Indians paid over $72 billion to pay for their healthcare expenses, from their pockets – essentially, their savings or borrowings — reported the NITI Aayog Report of March 2021. Healthcare expenses is one of the biggest reasons why many Indians fall below the poverty line every year. This presents a tremendous opportunity for embedded finance products in healthcare.
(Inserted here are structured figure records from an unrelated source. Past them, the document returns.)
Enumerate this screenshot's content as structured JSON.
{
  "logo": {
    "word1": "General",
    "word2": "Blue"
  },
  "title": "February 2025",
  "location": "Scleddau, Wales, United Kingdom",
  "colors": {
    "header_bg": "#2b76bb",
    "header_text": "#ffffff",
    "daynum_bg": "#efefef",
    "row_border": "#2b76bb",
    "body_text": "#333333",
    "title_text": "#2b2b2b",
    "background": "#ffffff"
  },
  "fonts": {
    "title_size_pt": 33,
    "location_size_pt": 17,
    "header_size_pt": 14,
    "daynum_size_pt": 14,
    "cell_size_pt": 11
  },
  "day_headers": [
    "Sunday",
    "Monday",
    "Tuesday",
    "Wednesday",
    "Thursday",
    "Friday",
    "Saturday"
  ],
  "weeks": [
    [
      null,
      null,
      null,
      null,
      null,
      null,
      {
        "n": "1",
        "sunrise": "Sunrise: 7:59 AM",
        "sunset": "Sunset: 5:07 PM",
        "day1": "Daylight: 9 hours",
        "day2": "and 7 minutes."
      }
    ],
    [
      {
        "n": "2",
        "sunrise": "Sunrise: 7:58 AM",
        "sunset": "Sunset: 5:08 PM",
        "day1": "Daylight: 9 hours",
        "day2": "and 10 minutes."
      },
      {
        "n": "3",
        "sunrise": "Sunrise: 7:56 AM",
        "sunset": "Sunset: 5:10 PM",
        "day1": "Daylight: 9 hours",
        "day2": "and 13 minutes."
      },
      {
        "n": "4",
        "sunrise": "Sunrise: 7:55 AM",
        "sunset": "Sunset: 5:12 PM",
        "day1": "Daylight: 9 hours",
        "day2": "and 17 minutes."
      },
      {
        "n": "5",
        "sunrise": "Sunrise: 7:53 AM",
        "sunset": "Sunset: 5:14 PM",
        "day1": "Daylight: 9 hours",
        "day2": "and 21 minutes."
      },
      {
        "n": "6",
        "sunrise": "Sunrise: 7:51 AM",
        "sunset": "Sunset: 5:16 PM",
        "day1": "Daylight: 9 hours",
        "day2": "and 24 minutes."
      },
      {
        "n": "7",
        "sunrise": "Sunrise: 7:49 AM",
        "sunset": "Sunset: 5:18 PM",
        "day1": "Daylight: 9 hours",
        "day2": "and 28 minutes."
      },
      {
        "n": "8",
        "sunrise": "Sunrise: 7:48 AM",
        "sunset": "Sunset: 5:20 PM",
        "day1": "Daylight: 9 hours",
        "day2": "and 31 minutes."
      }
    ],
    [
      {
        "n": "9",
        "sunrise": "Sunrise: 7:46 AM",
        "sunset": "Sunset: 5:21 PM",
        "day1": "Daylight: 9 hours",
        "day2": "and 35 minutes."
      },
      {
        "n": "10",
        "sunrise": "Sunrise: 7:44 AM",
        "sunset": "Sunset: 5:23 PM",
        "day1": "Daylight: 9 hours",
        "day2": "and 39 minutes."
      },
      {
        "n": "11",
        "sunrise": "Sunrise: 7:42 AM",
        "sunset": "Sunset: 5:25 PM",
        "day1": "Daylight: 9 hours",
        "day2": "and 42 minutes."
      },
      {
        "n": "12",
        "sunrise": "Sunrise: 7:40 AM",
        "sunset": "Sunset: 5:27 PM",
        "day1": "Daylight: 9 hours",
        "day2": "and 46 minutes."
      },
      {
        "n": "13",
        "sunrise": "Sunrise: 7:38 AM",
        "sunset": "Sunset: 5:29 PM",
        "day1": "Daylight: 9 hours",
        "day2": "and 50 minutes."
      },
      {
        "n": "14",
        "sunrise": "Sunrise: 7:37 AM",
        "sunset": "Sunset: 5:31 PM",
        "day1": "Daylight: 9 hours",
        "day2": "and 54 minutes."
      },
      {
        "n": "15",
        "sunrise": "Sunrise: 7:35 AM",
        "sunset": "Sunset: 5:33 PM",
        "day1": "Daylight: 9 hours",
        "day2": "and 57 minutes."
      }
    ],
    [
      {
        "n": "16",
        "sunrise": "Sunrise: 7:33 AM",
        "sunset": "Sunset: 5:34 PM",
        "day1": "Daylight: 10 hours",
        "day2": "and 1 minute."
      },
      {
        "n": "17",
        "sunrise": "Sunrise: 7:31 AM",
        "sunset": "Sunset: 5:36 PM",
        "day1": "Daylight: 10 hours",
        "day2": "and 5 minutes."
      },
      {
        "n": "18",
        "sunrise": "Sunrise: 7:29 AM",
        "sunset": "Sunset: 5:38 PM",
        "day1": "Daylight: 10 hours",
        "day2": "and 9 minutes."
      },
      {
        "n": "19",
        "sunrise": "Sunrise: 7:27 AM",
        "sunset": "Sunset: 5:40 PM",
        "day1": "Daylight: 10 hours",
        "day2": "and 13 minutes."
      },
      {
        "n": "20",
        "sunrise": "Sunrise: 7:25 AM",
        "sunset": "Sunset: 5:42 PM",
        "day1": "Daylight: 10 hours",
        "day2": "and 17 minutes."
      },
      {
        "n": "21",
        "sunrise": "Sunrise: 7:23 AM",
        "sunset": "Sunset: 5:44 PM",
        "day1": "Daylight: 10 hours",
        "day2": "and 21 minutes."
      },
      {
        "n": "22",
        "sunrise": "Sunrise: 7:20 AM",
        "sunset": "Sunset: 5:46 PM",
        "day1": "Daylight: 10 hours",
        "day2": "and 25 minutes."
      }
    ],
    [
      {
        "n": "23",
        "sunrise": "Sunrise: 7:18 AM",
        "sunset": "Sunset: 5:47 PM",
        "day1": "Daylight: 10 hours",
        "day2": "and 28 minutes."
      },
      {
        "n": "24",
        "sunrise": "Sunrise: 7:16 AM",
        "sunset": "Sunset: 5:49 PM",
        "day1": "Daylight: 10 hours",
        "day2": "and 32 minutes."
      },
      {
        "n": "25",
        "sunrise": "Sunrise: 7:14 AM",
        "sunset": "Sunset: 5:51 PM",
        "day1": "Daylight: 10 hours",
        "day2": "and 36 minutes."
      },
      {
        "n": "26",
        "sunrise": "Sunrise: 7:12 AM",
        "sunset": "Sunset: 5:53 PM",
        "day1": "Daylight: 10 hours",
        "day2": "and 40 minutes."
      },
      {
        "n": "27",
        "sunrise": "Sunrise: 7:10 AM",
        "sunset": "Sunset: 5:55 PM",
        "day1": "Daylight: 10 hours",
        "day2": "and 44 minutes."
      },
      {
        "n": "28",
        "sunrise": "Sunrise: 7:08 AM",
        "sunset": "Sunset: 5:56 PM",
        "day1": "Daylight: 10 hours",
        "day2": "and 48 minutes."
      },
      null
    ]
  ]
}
It is ironic that Indians can now easily buy a television, washing machine, or cell phone using “no-cost EMI” schemes, but are unable to do so, in healthcare. These ‘Buy-Now, Pay-Later (BNPL)’ schemes are common across retail transactions and have led to a massive increase in consumption.

This consumer behaviour around BNPL transactions, when applied to healthcare retail transactions, can not only alleviate healthcare payment burdens but also drive up consumption for the hospitals or clinics.

Most Indians will defer healthcare treatment due to the lack of financial means to pay for care.

With the availability of ready credit in the form of embedded finance, the user has the freedom to pay for the healthcare they or their family members need – when they need it.

The pandemic has brought greater awareness amongst individuals around the world, about health-risk management. Even in a developed market like the US, OoPE accounts for a staggering $450 billion per year, although as a percentage, it is only about 10 percent of the larger healthcare services market there.

Some US-based companies are solving this problem by providing individualised, patient payment options that integrate into a hospital’s revenue cycle systems, simplifying healthcare payments for patients across the healthcare journey.

A simplistic challenge of implementation of embedded finance in healthcare, in India, is to create an efficient two-sided marketplace, that straddles quality users who have the ability to pay back the credit provided to them, with the provider network of hospitals and clinics who participate in this equation.

Progressive medical service providers, looking to increase their business and reach, will readily sign up to such BNPL programmes. However, the real challenge remains with the large, monolithic, hospital brands that may be slow to catch on to this trend.

Therein lies the answer to the impact of embedded finance in Indian healthcare. The understanding that the real power lies in the hands of the payer – the patient – since they are the ones paying for their care. Making that paying experience, friction-free is good for everyone, including the large hospitals and the industry as a whole.

(Disclaimer: The views and opinions expressed in this article are those of the author and do not necessarily reflect the views of YS.)